Determination of Income for Child Support: Consider Income Control When A Parent Holds an Interest in a Closely Held Business
When a parent has income generated from an ownership interest in a closely held corporation or partnership, it is important to determine how the earnings of the entity flow through to the parent. Both Subchapter S-Corporations and Partnerships are pass-through entities. The income or loss from operations flows through to the parent’s individual return based on the percent ownership interest the parent has in the entity. However, the income or loss does not reflect the cash distributed or paid to the parent. The annual “distributions” or “draws” to an owner may be less or more than the owner’s share of income from the company.

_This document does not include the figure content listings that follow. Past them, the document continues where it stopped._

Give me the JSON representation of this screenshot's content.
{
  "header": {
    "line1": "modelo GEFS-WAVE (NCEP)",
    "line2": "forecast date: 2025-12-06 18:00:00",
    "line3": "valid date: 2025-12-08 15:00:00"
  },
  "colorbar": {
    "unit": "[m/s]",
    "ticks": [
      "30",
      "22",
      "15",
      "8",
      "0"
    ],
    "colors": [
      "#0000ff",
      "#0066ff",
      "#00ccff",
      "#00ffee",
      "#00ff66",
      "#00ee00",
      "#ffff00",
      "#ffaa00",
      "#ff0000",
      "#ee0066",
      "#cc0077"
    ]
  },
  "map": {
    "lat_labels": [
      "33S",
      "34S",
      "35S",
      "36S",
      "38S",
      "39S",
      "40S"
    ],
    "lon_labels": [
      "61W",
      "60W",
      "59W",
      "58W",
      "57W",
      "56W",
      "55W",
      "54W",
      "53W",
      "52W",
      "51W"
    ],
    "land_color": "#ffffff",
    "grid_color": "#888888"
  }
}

Forensic accountants will consider whether the appropriate amount of income for child support is the pass-through income from the entity, or the distributions paid to the parent. In addition, the forensic accountant may determine an appropriate compensation for the parent, based on his/her position, skills and responsibilities in the company. In establishing income, an important aspect experts keep in mind is the degree of control that the parent has in determining his/her compensation and distributions. The understanding of income control is integral to the income determination to ensure that parents do not manipulate earnings or distributions in order to shield income from child support.
For example, assume that Sarah is the sole owner of an S-Corporation. Sarah can set her wage at $24,000 per year or $60,000 per year. Sarah will also be in control of the distributions that she receives from the company. Therefore, she has substantial control over how much income may be presented for the determination of child support. A forensic accountant is aware of this and will ensure that Sarah does not improperly state income for child support. The forensic accountant may adjust wages to a reasonable market wage, as well as make other adjustments to income. In this case, the forensic accountant will likely use the adjusted income from operations, rather than distributions in establishing income, since the amount of distributions can be manipulated by Sarah.
However, if a parent has no control over the distribution of earnings, the possibility of earnings manipulation is reduced. Therefore, as the degree of control decreases, the forensic accountant may consider using distributions to the parent as income for support purposes rather than the parent’s share of operating income. The forensic accountant also may not make adjustments to wages and other expenses of the company that the parent cannot control. Consider the case of five brothers who own a very profitable restaurant. Max (Husband) owns a 20% interest in the S-Corporation. From review of the tax returns, annual income averages approximately $250,000 allocated to each brother. However, each brother receives approximately $125,000 each year in distributions. Each brother also received a below market wage of $25,000. The brothers agreed to limit the amount of wages and distributions in order to invest into the company and grow a chain of restaurants. For child support purposes, it may be more reasonable to use actual wages and distributions rather than net income in this case. The Court may determine that there is a legitimate reason for keeping the earnings in the business and not include it as income for child support. (However, Max’s wife may petition for an increase in child support in later years, when the business has grown and Max has increased cash flow.)
These two cases illustrate that every income determination case has unique aspects. When a parent has an ownership interest in a closely held business, one of the important factors to consider is the degree of control that parent has over the operations and can influence the income available for child support.